Banned party pills penalties announced
Possession of banned party pills will soon attract a $300 fine, the Government has announced.
Associate Health Minister Peter Dunne today announced details of a new regulatory regime for ''legal high'' manufacturers.
Under the new regime, manufacturers would have to pay fees and testing costs to have the substance passed as safe for sale by a regulatory watch-dog.
Manufacturers that flouted the rules would face sanctions of up to eight years in prison.
An application fee of about $180,000 would be required of manufacturers on top of $1m to $2m in testing costs for each product.
''This regime will be fundamentally based on reversing the onus of proof so those who profit from these products will have to prove they are as safe as is possible for psychoactive substances,'' Dunne said.
''We will no longer play the cat-and-mouse game of constantly chasing down substances after they are on the market.''
Penalties under the new regime would include up to eight years in prison for importing, manufacturing, supplying or possession with intent to supply analogues of controlled drugs that come under the Misuse of Drugs Act, and up to two years for import, manufacture, supply or possession with intent to supply unapproved substances.
The regime, which was expected to come in to force by the middle of next year, would also include spot fines of $300 for personal possession of an unapproved product and a minimum purchase age for approved products of 18.
The fine for personal possession would not imply a criminal offence.
"What we are trying to do is actually protect young people, not criminalise them and thereby jeopardise their job and travel prospects.
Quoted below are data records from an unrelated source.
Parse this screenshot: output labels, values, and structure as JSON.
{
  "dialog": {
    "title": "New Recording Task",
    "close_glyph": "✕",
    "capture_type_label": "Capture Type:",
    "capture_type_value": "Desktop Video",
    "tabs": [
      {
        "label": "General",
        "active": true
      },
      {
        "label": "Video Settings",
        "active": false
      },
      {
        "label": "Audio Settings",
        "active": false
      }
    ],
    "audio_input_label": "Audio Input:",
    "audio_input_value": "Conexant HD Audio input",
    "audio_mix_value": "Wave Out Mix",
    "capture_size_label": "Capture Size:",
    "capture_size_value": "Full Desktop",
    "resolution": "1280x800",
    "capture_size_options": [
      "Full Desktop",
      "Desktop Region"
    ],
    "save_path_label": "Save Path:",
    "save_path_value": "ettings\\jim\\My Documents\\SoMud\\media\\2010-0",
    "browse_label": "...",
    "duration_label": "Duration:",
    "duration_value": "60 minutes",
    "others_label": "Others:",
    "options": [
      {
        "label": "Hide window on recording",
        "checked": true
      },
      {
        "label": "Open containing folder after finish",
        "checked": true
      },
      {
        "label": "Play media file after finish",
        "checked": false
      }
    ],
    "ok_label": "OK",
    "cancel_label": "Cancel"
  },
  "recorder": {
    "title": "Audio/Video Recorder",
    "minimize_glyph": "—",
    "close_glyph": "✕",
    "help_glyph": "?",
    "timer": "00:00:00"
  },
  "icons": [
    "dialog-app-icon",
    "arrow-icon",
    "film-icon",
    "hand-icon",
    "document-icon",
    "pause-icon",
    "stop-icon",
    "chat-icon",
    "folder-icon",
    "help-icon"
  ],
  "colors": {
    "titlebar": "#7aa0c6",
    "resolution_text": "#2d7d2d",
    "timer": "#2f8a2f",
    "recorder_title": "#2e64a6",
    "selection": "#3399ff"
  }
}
The approach we are taking is similar to that used with alcohol infringements," Dunne said.
Advertising would be banned, except at the point of sale, and dairies would not be allowed to sell the products.
Approved substances would also have to include a label listing their active ingredients, the phone number for the National Poisons Centre and contact details for the product's New Zealand manufacturer or supplier.
''To date, there has been no ingredient information, so no one who buys these products has the first clue what is in them, which is as ridiculous as it is dangerous and irresponsible," Dunne said.